Speaker
Description
This talk has four parts. Part one reviews the derivation of the Kontsevich-Soibelman wall-crossing formula for BPS degeneracies in four-dimensional theories with N=2 supersymmetry using framed BPS states. This follows the papers [ArXiv:1006.0146,1008.0030]. I might also mention briefly a possible generalization under discussion with T. Dimofte and D. Gaiotto. Motivated by this possible generalization the next part turns to two-dimensional theories. Part two reviews the theory of interfaces defined by families of superpotentials in two-dimensional Landau-Ginzburg models with (2,2) supersymmetry, and how this leads to a categorification of both S-wall-crossing (of spectral network theory) and of the Cecotti-Vafa wall-crossing formula.

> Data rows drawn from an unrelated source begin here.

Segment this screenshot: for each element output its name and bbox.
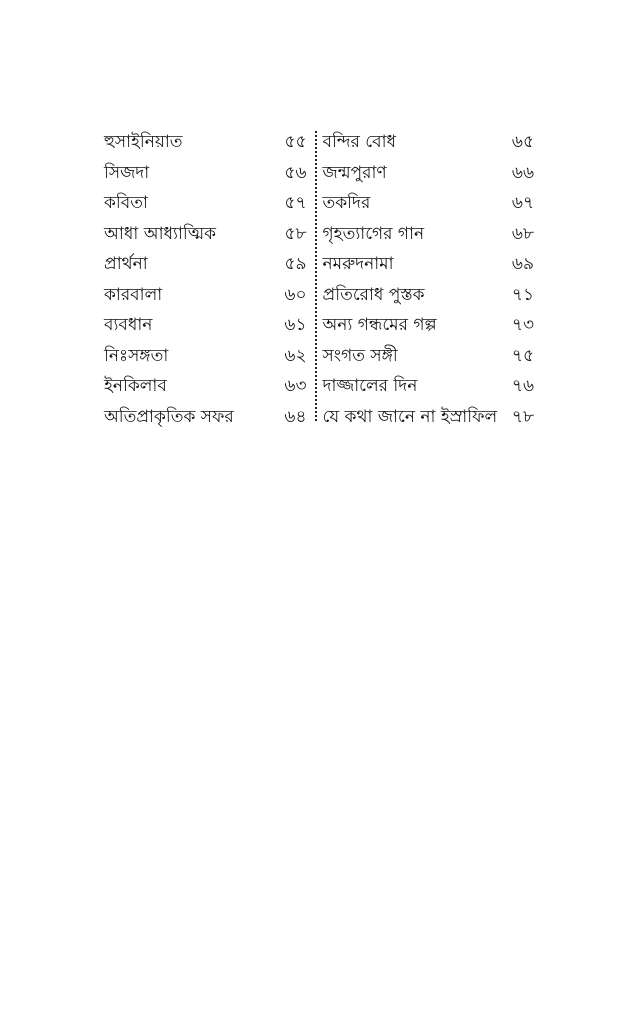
toc-entry [104, 219, 309, 250]
toc-entry [323, 188, 534, 219]
entry-title: ইনকিলাব [104, 376, 167, 397]
entry-title: ব্যবধান [104, 315, 153, 336]
entry-title: অতিপ্রাকৃতিক সফর [104, 406, 234, 427]
entry-title: দাজ্জালের দিন [322, 376, 418, 397]
toc-entry [104, 310, 309, 341]
entry-page-number: ৬২ [284, 345, 307, 366]
entry-page-number: ৫৬ [284, 162, 307, 183]
entry-page-number: ৫৯ [284, 254, 307, 275]
toc-entry [323, 249, 534, 280]
entry-page-number: ৭৬ [511, 376, 534, 397]
entry-page-number: ৬৩ [284, 376, 307, 397]
toc-entry [104, 127, 309, 158]
entry-title: তকদির [322, 193, 371, 214]
entry-page-number: ৬৮ [511, 223, 534, 244]
entry-title: যে কথা জানে না ইস্রাফিল [322, 406, 498, 427]
dotted-column-divider [315, 131, 317, 421]
entry-page-number: ৭৫ [511, 345, 534, 366]
entry-title: গৃহত্যাগের গান [322, 223, 425, 244]
entry-page-number: ৭৮ [511, 406, 534, 427]
entry-title: নিঃসঙ্গতা [104, 345, 169, 366]
entry-title: আধা আধ্যাত্মিক [104, 223, 217, 244]
entry-title: প্রতিরোধ পুস্তক [322, 284, 425, 305]
entry-title: বন্দির বোধ [322, 132, 397, 153]
entry-page-number: ৬৬ [511, 162, 534, 183]
entry-title: অন্য গন্ধমের গল্প [322, 315, 437, 336]
toc-entry [104, 341, 309, 372]
toc-entry [323, 341, 534, 372]
entry-page-number: ৬৪ [284, 406, 307, 427]
toc-entry [104, 402, 309, 433]
entry-page-number: ৭১ [511, 284, 534, 305]
entry-title: নমরুদনামা [322, 254, 394, 275]
entry-page-number: ৬১ [284, 315, 307, 336]
entry-page-number: ৭৩ [511, 315, 534, 336]
toc-entry [104, 249, 309, 280]
toc-entry [323, 310, 534, 341]
entry-title: সংগত সঙ্গী [322, 345, 398, 366]
entry-page-number: ৬৫ [511, 132, 534, 153]
entry-page-number: ৫৮ [284, 223, 307, 244]
toc-entry [323, 402, 534, 433]
entry-title: সিজদা [104, 162, 150, 183]
toc-entry [104, 371, 309, 402]
entry-title: জন্মপুরাণ [322, 162, 387, 183]
entry-page-number: ৬৭ [511, 193, 534, 214]
toc-entry [323, 219, 534, 250]
toc-entry [323, 127, 534, 158]
toc-entry [323, 280, 534, 311]
entry-title: কারবালা [104, 284, 163, 305]
table-of-contents [104, 127, 534, 432]
toc-entry [104, 188, 309, 219]
entry-title: প্রার্থনা [104, 254, 148, 275]
toc-left-column [104, 127, 309, 432]
toc-entry [104, 158, 309, 189]
toc-entry [323, 158, 534, 189]
entry-page-number: ৫৫ [284, 132, 307, 153]
entry-title: হুসাইনিয়াত [104, 132, 183, 153]
toc-entry [104, 280, 309, 311]
entry-page-number: ৫৭ [284, 193, 307, 214]
toc-right-column [323, 127, 534, 432]
toc-entry [323, 371, 534, 402]
entry-page-number: ৬০ [284, 284, 307, 305]
entry-page-number: ৬৯ [511, 254, 534, 275]
entry-title: কবিতা [104, 193, 148, 214]
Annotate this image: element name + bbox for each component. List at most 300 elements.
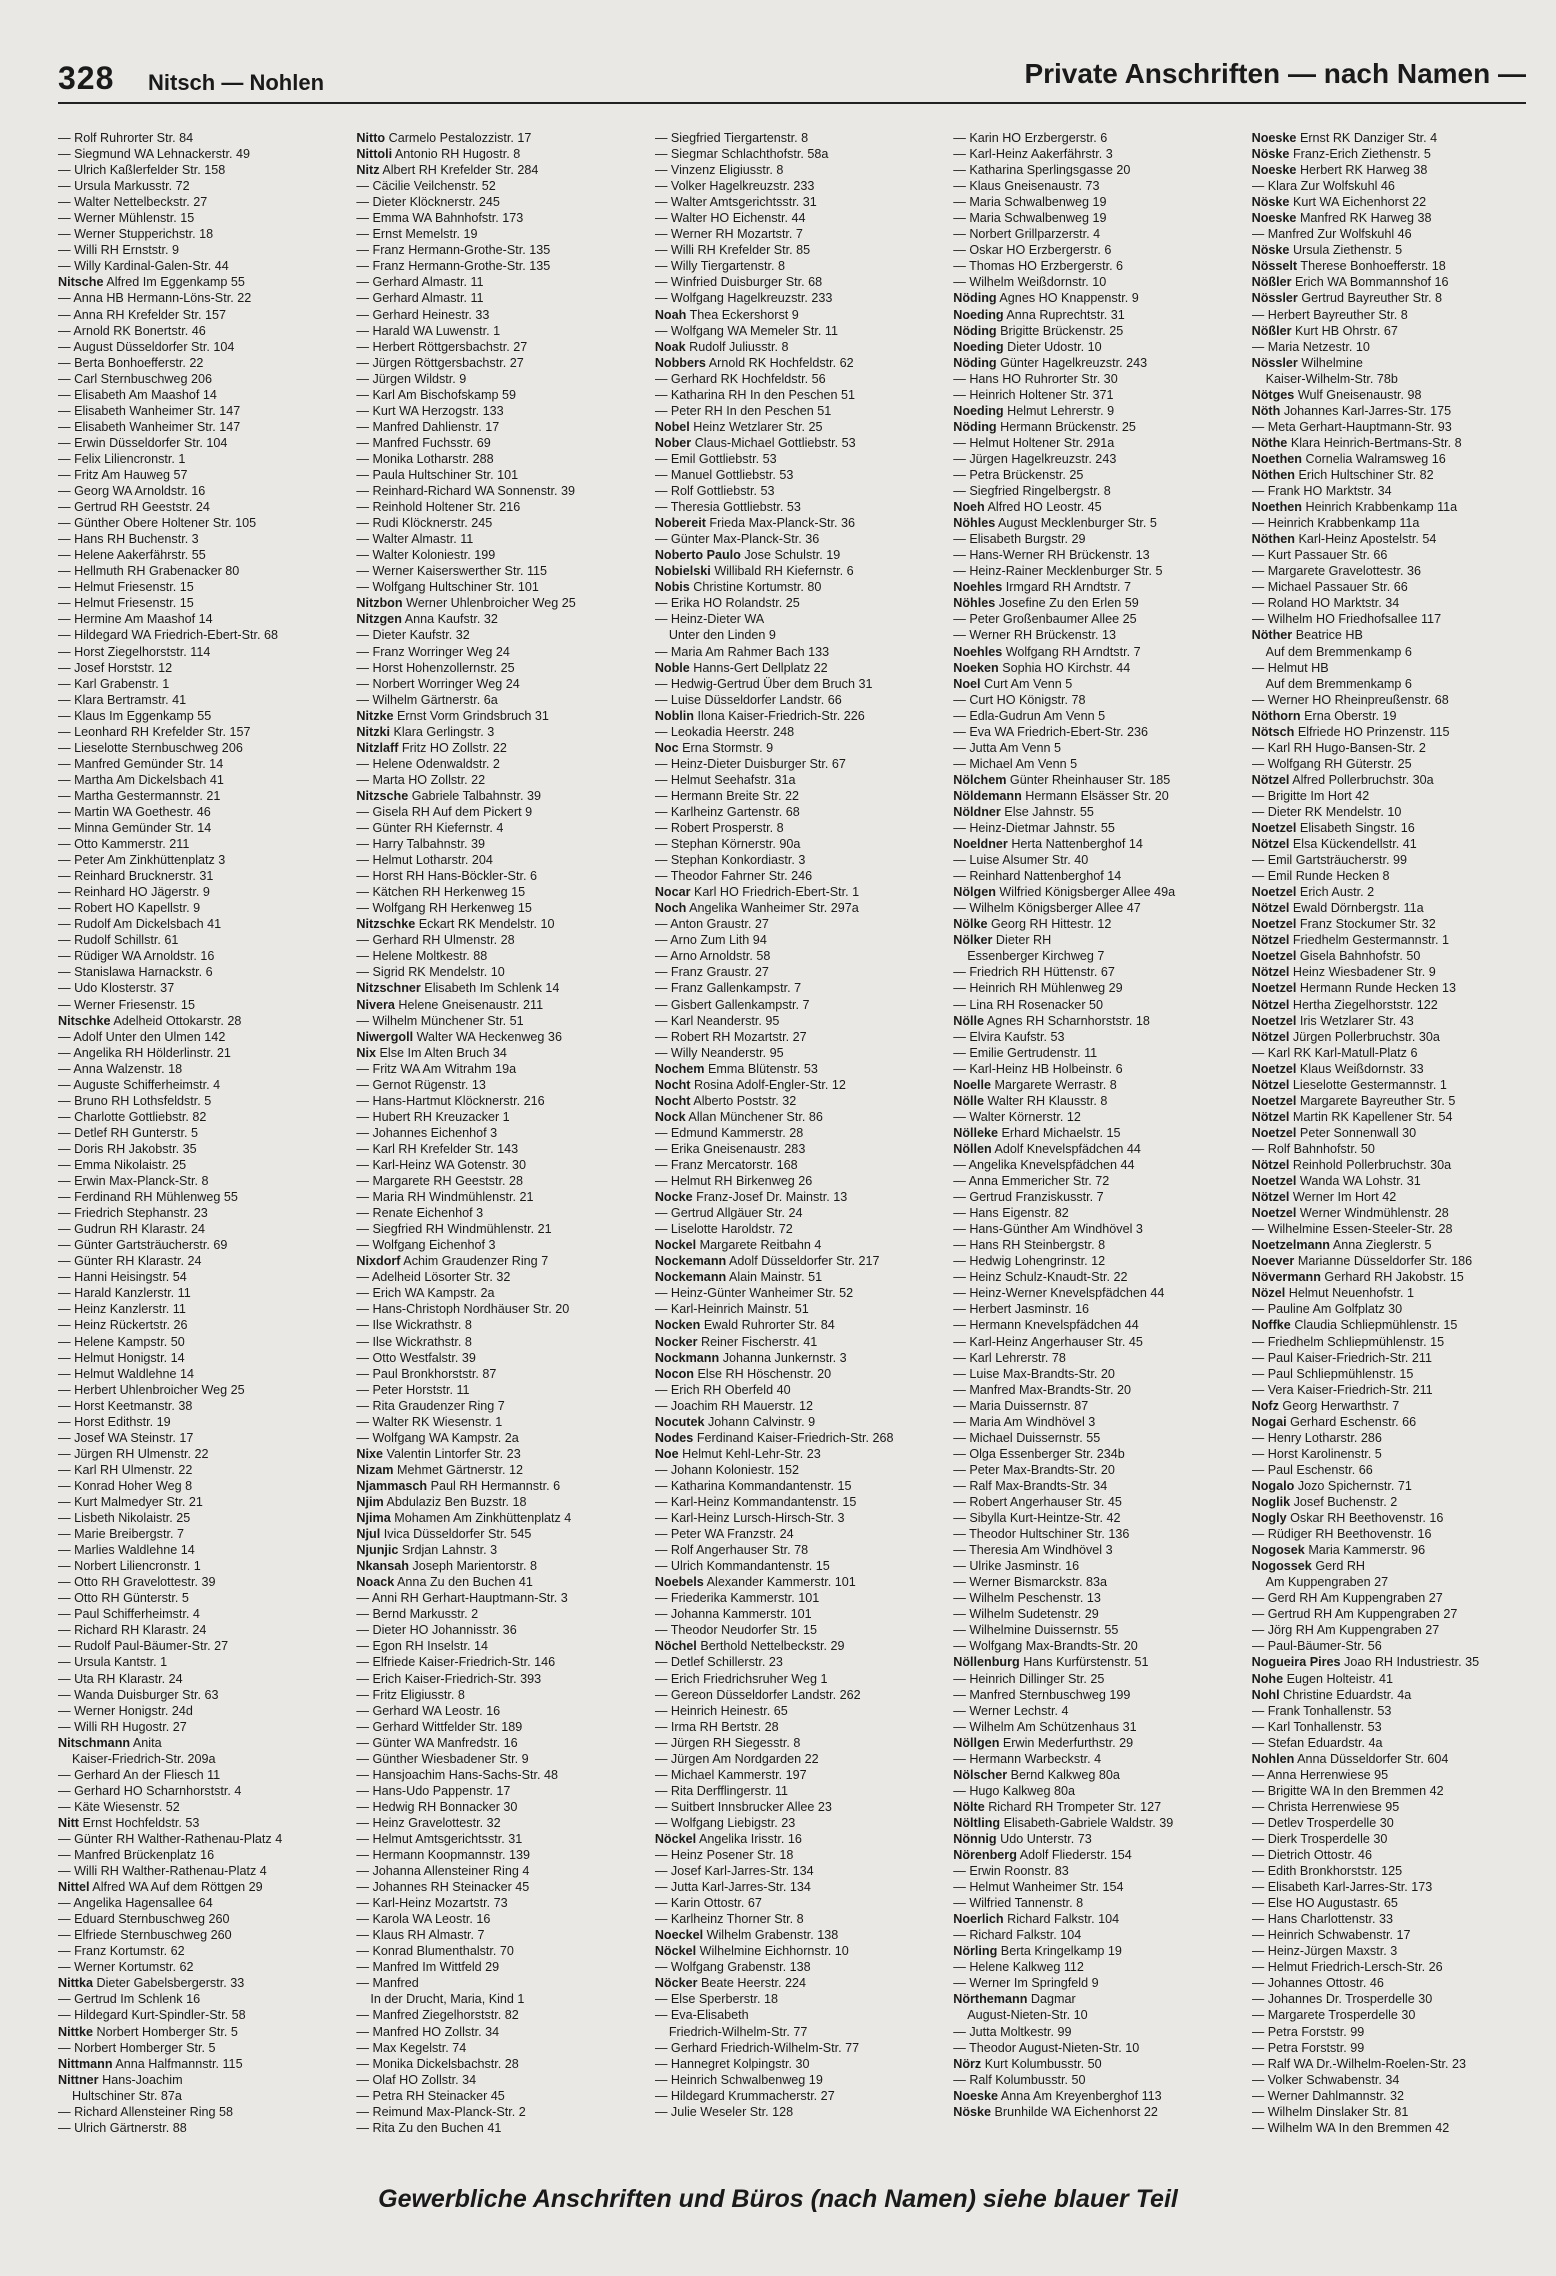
entry-text: Marianne Düsseldorfer Str. 186 — [1297, 1254, 1473, 1269]
directory-entry — [58, 836, 344, 852]
directory-entry — [356, 323, 642, 339]
directory-entry — [953, 772, 1239, 788]
entry-surname: Nöthe — [1251, 435, 1288, 450]
directory-entry — [1252, 1831, 1538, 1847]
entry-text: Arnold RK Bonertstr. 46 — [73, 323, 206, 338]
directory-entry — [655, 1173, 941, 1189]
directory-entry — [953, 2007, 1239, 2023]
directory-entry — [356, 1045, 642, 1061]
directory-entry — [1252, 1350, 1538, 1366]
directory-entry — [953, 1045, 1239, 1061]
entry-text: Alain Mainstr. 51 — [729, 1270, 823, 1285]
entry-surname: Njim — [356, 1494, 384, 1509]
directory-entry — [356, 660, 642, 676]
directory-entry — [655, 804, 941, 820]
entry-text: Am Kuppengraben 27 — [1265, 1575, 1389, 1590]
directory-entry — [953, 1606, 1239, 1622]
directory-entry — [356, 708, 642, 724]
directory-entry — [655, 1671, 941, 1687]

This part reviews some material from [ArXiv:1506.04087] (see [ArXiv: 1506.04086] for a ``brief'' introduction.) Part three applies the material of part two to the formulation of knot homology proposed by Witten in [ArXix:1101.3216] and developed by Gaiotto and Witten in [ArXiv:1106.4789]. Part three is based on the recent PhD thesis of Dmitriy Galakhov. If time permits, part four reviews a mathematically completely well-defined formulation of vector spaces of framed BPS states for arbitrary 't Hooft-Wilson line defects, valid in the semiclassical regime of arbitrary d=4 N=2 theories with a Lagrangian formulation. Part four is based on [ArXiv:1512.08923] and ongoing work with Daniel Brennan.